Idisio grimaced and came back to stand beside Cafad’s desk, feeling unnaturally large and clumbering—a street word for anyone too clumsy to walk without tripping over his own feet. Remembering the word brought a smile to Idisio’s face and straightened his back a bit. He might be something of a clumbering idiot
here,
but put him in a crowded city and he’d—

This time Cafad
and
Deiq raised their heads and skewered him with ferocious glares.

Idisio made a faint
urk
ing sound and hurriedly dropped his gaze to the maps.

One of the men snorted dryly—he thought it was Cafad, but didn’t dare look up to be sure. The papers before him seemed nothing more than a mass of incomprehensible lines and colors.

Desperate for a distraction, he blurted, “Uhm, so, where’s Bright Bay?”

In the following silence, his ears began to burn. He could
feel
them staring at him.

“You’ve never seen a map before?” Cafad clicked his tongue, halfway between bemused and impatient. “No. Of course not.”

“We’ll leave you alone to explain, Lord Scratha,” Deiq said. “We could use a walk to stretch our legs.”
Say your goodbyes, Idisio,
he noted privately.
This is probably your last chance to be alone with him.

Deiq steered Alyea out of the room without looking back.

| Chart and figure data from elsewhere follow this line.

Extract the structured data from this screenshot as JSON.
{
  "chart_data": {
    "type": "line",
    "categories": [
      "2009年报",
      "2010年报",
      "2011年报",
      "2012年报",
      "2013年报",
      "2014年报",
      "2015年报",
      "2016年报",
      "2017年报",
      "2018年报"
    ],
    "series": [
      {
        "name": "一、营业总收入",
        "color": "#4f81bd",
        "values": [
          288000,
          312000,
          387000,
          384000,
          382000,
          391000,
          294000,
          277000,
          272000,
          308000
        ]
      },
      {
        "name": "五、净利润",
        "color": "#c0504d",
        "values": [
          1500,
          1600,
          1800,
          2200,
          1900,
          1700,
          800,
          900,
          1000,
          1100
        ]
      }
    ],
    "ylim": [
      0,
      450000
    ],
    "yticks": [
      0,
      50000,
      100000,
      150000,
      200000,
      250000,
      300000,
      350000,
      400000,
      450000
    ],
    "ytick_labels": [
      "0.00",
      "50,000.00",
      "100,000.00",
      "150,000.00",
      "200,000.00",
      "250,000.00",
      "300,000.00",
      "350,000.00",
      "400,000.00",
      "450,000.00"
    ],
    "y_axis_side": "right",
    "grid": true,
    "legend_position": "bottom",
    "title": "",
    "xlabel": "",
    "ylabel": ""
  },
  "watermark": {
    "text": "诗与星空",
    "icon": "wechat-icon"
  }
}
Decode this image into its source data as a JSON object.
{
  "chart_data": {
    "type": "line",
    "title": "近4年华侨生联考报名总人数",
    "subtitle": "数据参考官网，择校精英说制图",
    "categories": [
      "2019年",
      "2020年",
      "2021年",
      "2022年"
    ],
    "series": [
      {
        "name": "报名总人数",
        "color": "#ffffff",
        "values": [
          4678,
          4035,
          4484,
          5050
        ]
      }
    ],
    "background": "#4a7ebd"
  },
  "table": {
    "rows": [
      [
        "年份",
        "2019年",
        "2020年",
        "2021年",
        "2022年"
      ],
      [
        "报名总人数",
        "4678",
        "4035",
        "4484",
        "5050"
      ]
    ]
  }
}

Cafad watched them go, his expression pensive, then shook his head and looked down at the map. Pointing as he spoke, he said, “This one is an elevation map. The land is higher where the lines are thinner. This is water. This is land. This is the mark for forest, river, large city, fortress, small town, rocky land, true desert. Now you tell
me—
where is Bright Bay?”

Idisio squinted, considering, and finally put his finger on a small black dot with water to east and west and land to north and south; it was the only possible spot. Grinning, Cafad slapped Idisio on the shoulder.